Nous savons que Néandertal et Homo Sapiens ont coexisté en Europe, en témoigne la petite part de l’ADN de notre cousin dans notre génome. Bien qu’il soit difficile de déterminer précisément combien de temps nos deux espèces ont coexisté, des recherches suggèrent que les Néandertaliens se sont peut-être accrochés à l’Homme moderne pendant environ 2 800 ans, avant de finalement disparaître.
Il y a entre 40 000 et 50 000 ans, le paysage démographique de l’Europe se transformait, alors que les Néandertaliens étaient peu à peu remplacés par des humains anatomiquement modernes. Des preuves, isolées en Bulgarie, en République tchèque et dans le sud-est de la France, suggèrent que le premier de nos ancêtres modernes est arrivé en Europe il y a entre 45 000 et 54 000 ans. Nous savons par ailleurs que Néandertal s’est éteint il y a environ 40 000 ans. À l’échelle continentale, cela suggérerait un chevauchement possible de plus de 14 000 ans entre nos deux espèces humaines.
Malgré tout, on sait peu de choses sur la question de savoir si les deux espèces d’hominidés ont réellement occupé simultanément les mêmes régions, ni combien de temps. Le continent est grand, tandis que les populations humaines restaient relativement isolées.
Voisins durant moins de 3 000 ans
Pour tenter d’en apprendre davantage, des chercheurs ont concentré leur attention sur la France et le nord de l’Espagne, où les derniers Néandertaliens sont susceptibles d’avoir vécu. Dans ces régions, nous savons qu’une culture matérielle appelée le Protoaurignacien – qui comporte des outils largement attribués aux humains modernes – est apparue il y a environ 42 000 ans. Cette culture aurait remplacé le Châtelperronien – une autre culture plus ancienne attribuée cette fois à Néandertal.
Pour ces travaux, publiés dans Scientific Reports, les chercheurs ont daté au radiocarbone vingt-huit artefacts châtelperroniens et autant de vestiges protoaurignaciens récupérés sur dix-sept sites archéologiques.

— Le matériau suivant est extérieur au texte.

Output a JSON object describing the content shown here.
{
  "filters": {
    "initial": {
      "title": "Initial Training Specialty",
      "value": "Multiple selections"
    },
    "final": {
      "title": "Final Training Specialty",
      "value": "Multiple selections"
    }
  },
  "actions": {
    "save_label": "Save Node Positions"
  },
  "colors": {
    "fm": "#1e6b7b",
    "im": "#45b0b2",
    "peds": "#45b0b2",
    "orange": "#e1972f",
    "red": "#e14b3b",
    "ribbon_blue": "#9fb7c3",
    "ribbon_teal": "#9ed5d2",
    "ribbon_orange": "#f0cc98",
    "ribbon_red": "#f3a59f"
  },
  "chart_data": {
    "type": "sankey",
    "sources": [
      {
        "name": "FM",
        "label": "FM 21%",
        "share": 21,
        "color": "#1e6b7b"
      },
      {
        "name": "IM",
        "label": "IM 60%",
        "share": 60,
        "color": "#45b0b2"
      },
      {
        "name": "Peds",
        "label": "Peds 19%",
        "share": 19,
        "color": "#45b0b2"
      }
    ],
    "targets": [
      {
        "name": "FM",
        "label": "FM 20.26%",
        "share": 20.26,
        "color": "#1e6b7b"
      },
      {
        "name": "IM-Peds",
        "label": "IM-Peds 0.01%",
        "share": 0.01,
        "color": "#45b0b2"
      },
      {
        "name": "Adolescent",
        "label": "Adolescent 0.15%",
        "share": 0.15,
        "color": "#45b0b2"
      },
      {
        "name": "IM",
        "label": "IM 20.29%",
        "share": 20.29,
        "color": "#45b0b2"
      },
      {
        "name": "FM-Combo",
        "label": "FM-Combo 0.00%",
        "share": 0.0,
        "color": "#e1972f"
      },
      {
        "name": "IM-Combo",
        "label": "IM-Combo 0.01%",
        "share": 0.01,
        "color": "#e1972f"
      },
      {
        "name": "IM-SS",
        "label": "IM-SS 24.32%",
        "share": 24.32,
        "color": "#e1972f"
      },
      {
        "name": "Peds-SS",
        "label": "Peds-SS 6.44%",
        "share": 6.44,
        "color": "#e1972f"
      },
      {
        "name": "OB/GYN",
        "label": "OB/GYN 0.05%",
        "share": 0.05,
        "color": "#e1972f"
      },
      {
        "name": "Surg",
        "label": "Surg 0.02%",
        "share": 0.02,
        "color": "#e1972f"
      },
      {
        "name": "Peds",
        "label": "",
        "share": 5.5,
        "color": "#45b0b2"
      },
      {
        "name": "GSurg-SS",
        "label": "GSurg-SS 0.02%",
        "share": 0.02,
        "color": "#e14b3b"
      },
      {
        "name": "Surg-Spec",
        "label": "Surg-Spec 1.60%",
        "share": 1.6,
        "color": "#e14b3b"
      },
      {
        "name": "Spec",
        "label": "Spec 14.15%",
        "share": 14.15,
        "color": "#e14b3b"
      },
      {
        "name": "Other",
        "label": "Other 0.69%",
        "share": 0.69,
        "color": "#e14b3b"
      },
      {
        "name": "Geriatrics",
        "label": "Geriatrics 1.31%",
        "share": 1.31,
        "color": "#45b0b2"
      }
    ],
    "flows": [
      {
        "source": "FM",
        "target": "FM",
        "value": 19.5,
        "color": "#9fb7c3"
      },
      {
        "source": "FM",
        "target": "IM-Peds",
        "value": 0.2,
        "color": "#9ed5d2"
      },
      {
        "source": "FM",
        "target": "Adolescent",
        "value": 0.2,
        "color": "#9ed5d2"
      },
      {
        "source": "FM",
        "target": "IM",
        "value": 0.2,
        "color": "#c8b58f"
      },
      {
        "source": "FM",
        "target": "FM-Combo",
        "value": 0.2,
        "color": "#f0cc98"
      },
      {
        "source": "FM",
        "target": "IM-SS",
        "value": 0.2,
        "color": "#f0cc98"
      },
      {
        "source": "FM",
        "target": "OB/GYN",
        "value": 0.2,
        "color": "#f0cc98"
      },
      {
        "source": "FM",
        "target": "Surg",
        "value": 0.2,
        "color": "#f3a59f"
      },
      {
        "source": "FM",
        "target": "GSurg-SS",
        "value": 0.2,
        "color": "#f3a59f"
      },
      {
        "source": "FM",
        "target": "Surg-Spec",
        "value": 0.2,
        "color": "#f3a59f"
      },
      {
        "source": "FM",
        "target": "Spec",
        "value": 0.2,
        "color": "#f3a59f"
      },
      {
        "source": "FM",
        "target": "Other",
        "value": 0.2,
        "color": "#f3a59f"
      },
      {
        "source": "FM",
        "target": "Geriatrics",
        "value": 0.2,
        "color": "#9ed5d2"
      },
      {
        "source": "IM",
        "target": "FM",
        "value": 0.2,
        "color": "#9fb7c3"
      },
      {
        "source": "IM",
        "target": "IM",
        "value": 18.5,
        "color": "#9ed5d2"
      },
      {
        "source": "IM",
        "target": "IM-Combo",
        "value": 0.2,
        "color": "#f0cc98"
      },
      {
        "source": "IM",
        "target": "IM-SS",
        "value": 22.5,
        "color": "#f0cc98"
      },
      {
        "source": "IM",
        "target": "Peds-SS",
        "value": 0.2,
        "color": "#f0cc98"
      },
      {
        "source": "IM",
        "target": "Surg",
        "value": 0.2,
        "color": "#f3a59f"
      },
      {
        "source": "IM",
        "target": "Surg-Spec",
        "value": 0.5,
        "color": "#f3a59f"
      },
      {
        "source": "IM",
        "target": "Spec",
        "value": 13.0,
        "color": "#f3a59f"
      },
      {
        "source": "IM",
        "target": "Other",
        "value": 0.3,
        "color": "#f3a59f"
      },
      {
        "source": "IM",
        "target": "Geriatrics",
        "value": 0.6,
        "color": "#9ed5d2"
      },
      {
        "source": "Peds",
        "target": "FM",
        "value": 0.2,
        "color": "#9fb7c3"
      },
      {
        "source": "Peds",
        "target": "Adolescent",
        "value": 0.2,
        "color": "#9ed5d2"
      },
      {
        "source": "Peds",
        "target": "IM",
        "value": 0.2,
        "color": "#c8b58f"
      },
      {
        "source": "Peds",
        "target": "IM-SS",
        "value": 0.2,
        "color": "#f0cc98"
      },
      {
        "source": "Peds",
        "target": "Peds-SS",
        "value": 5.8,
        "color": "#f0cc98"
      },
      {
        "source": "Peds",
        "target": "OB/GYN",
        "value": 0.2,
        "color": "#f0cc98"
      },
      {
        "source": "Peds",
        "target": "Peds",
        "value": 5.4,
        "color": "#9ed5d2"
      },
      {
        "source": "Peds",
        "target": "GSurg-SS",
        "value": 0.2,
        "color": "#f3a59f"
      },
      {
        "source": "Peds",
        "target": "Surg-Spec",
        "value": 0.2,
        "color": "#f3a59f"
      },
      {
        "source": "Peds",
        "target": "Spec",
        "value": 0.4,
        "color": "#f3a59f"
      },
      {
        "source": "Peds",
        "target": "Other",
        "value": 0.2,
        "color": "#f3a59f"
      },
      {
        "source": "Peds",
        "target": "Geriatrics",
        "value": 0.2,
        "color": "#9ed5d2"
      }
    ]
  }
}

Ils ont ensuite appliqué une modélisation permettant d’estimer les dates les plus anciennes et les plus récentes durant lesquelles les humains modernes et les Néandertaliens auraient été présents à chacun de ces endroits.
Leurs analyses suggèrent que la culture protoaurignacienne (donc les humains modernes) est arrivée dans la région il y a entre 42 269 et 42 653 ans. De son côté, la culture châtelperronienne (donc Néandertal) aurait disparu il y a 39 894 à 39 798 ans.
Les chercheurs ont également daté une dizaine de fossiles de Néandertaliens au radiocarbone récupérés en France et en Belgique et ont déterminé que l’espèce s’était probablement éteinte dans la région il y a entre 40 870 et 40 457 ans. Dans l’ensemble, toutes ces données laissent entendre que nos deux espèces pourraient avoir coexisté pendant environ 1 400 à 2 800 ans en Europe occidentale.
Naturellement, ce n’est qu’une estimation basées sur les données dont nous disposons. En réalité, et les auteurs l’admettent volontiers, il est peu probable que nous puissions un jour identifier la « première » ou la « dernière » apparition d’une espèce ou tradition culturelle dans les archives archéologiques et fossiles. De fait, il sera donc impossible de dire avec certitude combien de temps précisément nos deux espèces se sont côtoyées.